In Hawaii, Dean Okimoto, the owner of Nalo Farms, is experimenting with organically growing the Japanese root vegetable gobo inside three-inch polyvinyl chloride tubes. On his 16-acre farm, famous locally for producing fresh baby greens, Okimoto has dedicated two fields to growing organic tomatoes, eggplants and okra and experimenting with fertilizer made from natural products like eggshells.

“So far so good,” said Okimoto, 56. “The bugs are staying away. The plants are growing really well.”

He sees growth in the future for organic farming especially with the skyrocketing price of fertilizer.
“For me it’s about the land. I don’t want to be poisoning the land. I want to pass it on in good shape for the next generation,” said the Sansei farmer.

The organic food movement has been slower to catch on in Hawaii than in the mainland, said Okimoto, in part because of the high cost. He hopes his experiment will create a sustainable model to help make organic food more accessible to all consumers. The concept is simple: Okimoto sells his organic produce to hotels and other businesses at a higher price in order to make the same food more accessible at a lower price for schools and lower income communities.

“We need to get real,” he said. “It [the organic movement] is here to stay.”

Beyond farmers, a new generation of APA leaders is also trying to spur change in the agricultural industry.

After graduating from the University of Southern California last year, Akemi Imai, 23, took an internship at the Catskill Mountain Foundation Natural Agricultural Farm in New York watering crops, planting seeds and harvesting produce on the 4.5-acre farm.

“I was not sure what I wanted to do career-wise and this was an opportunity to try something very different — I had never tried farming or anything related to agriculture before,” said Imai, who is Shin Issei (post-WWII first generation Japanese American).

The farm, located in a small town called Sugar Maples, incorporates the principles of Shumei Natural Agriculture, which advocates the use of home-saved seeds and prohibits chemicals or even animal manure as fertilizer.

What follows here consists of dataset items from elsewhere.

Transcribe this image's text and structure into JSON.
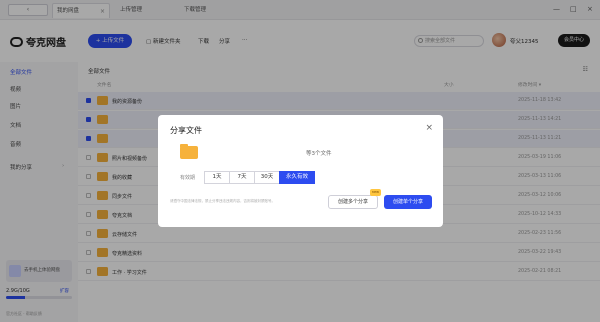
{
  "tabs": {
    "back_label": "‹",
    "items": [
      {
        "label": "我的网盘",
        "active": true
      },
      {
        "label": "上传管理",
        "active": false
      },
      {
        "label": "下载管理",
        "active": false
      }
    ],
    "close_glyph": "×",
    "window_controls": [
      "—",
      "□",
      "×"
    ]
  },
  "header": {
    "logo_text": "夸克网盘",
    "upload_label": "+ 上传文件",
    "new_folder_label": "新建文件夹",
    "download_label": "下载",
    "share_label": "分享",
    "more_label": "···",
    "search_placeholder": "搜索全部文件",
    "username": "夸父12345",
    "vip_label": "会员中心"
  },
  "sidebar": {
    "items": [
      {
        "label": "全部文件",
        "active": true
      },
      {
        "label": "视频",
        "active": false
      },
      {
        "label": "图片",
        "active": false
      },
      {
        "label": "文档",
        "active": false
      },
      {
        "label": "音频",
        "active": false
      },
      {
        "label": "我的分享",
        "active": false
      }
    ],
    "promo_text": "去手机上体验网盘",
    "quota_text": "2.9G/10G",
    "quota_vip": "扩容",
    "quota_fraction": 0.29,
    "footer_text": "官方社区 · 帮助反馈"
  },
  "main": {
    "breadcrumb": "全部文件",
    "view_icon": "☷",
    "columns": {
      "name": "文件名",
      "size": "大小",
      "modified": "修改时间 ▾"
    },
    "rows": [
      {
        "name": "我的资源备份",
        "date": "2025-11-18 13:42",
        "selected": true
      },
      {
        "name": "",
        "date": "2025-11-13 14:21",
        "selected": true
      },
      {
        "name": "",
        "date": "2025-11-13 11:21",
        "selected": true
      },
      {
        "name": "照片和视频备份",
        "date": "2025-03-19 11:06",
        "selected": false
      },
      {
        "name": "我的收藏",
        "date": "2025-03-13 11:06",
        "selected": false
      },
      {
        "name": "同步文件",
        "date": "2025-03-12 10:06",
        "selected": false
      },
      {
        "name": "夸克文档",
        "date": "2025-10-12 14:33",
        "selected": false
      },
      {
        "name": "云存储文件",
        "date": "2025-02-23 11:56",
        "selected": false
      },
      {
        "name": "夸克精选资料",
        "date": "2025-03-22 19:43",
        "selected": false
      },
      {
        "name": "工作 · 学习文件",
        "date": "2025-02-21 08:21",
        "selected": false
      }
    ]
  },
  "dialog": {
    "title": "分享文件",
    "close": "×",
    "file_count_text": "等3个文件",
    "validity_label": "有效期",
    "periods": [
      {
        "label": "1天",
        "active": false
      },
      {
        "label": "7天",
        "active": false
      },
      {
        "label": "30天",
        "active": false
      },
      {
        "label": "永久有效",
        "active": true
      }
    ],
    "note": "请遵守中国法律法规，禁止分享违法违规内容，否则将被封禁账号。",
    "multi_btn_label": "创建多个分享",
    "multi_badge": "new",
    "single_btn_label": "创建单个分享"
  }
}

It’s about respecting “nature and its natural cycles, and for the farmer and consumer to have gratitude for nature’s bounty,” said Imai, who will be returning to the farm in June to run the internship program.

The organic food movement does have its detractors and skeptics. A 2009 review conducted by the London School of Hygiene and Tropical Medicine and published in the American Journal of Clinical Nutrition revealed that the nutritional content of organic food was no more nutritious than food produced with the use of synthetic pesticides.

Vince Trieu, 35, does not buy organic food. The Los Angeles resident says he really doesn’t think about the origins of the food he eats.

“I don’t really believe in it,” he said.

But with its increasing popularity, the organic food movement has even created new generations of intrepid APA backyard farmers who are growing fruits and vegetables for personal consumption.

At his mom’s house in San Gabriel, Calif. Andy Huynh, 29, surveys the many edible Asian fruits and greens thriving in an otherwise typical suburban backyard.

“There’s a longan tree, two guava trees and chili [plants],” he pauses and adds, “My mom is a typical Asian American lady.”

Basil, mint and kumquats are among some other prized plants he names. They are never sprayed with pesticides or chemicals, he says. It’s a family tradition that spans across generations handed down from Huynh’s grandmother, who toiled in her own backyard garden, to his mom and eventually to him one day.

From the backyard to the dinner table, it doesn’t get any more local and organic than that.

“It’s beneficial,” said Huynh, who is third generation Vietnamese American. “You don’t have to go to the supermarket, so you can save some money. But it’s also beneficial for the health too because there are no pesticides.”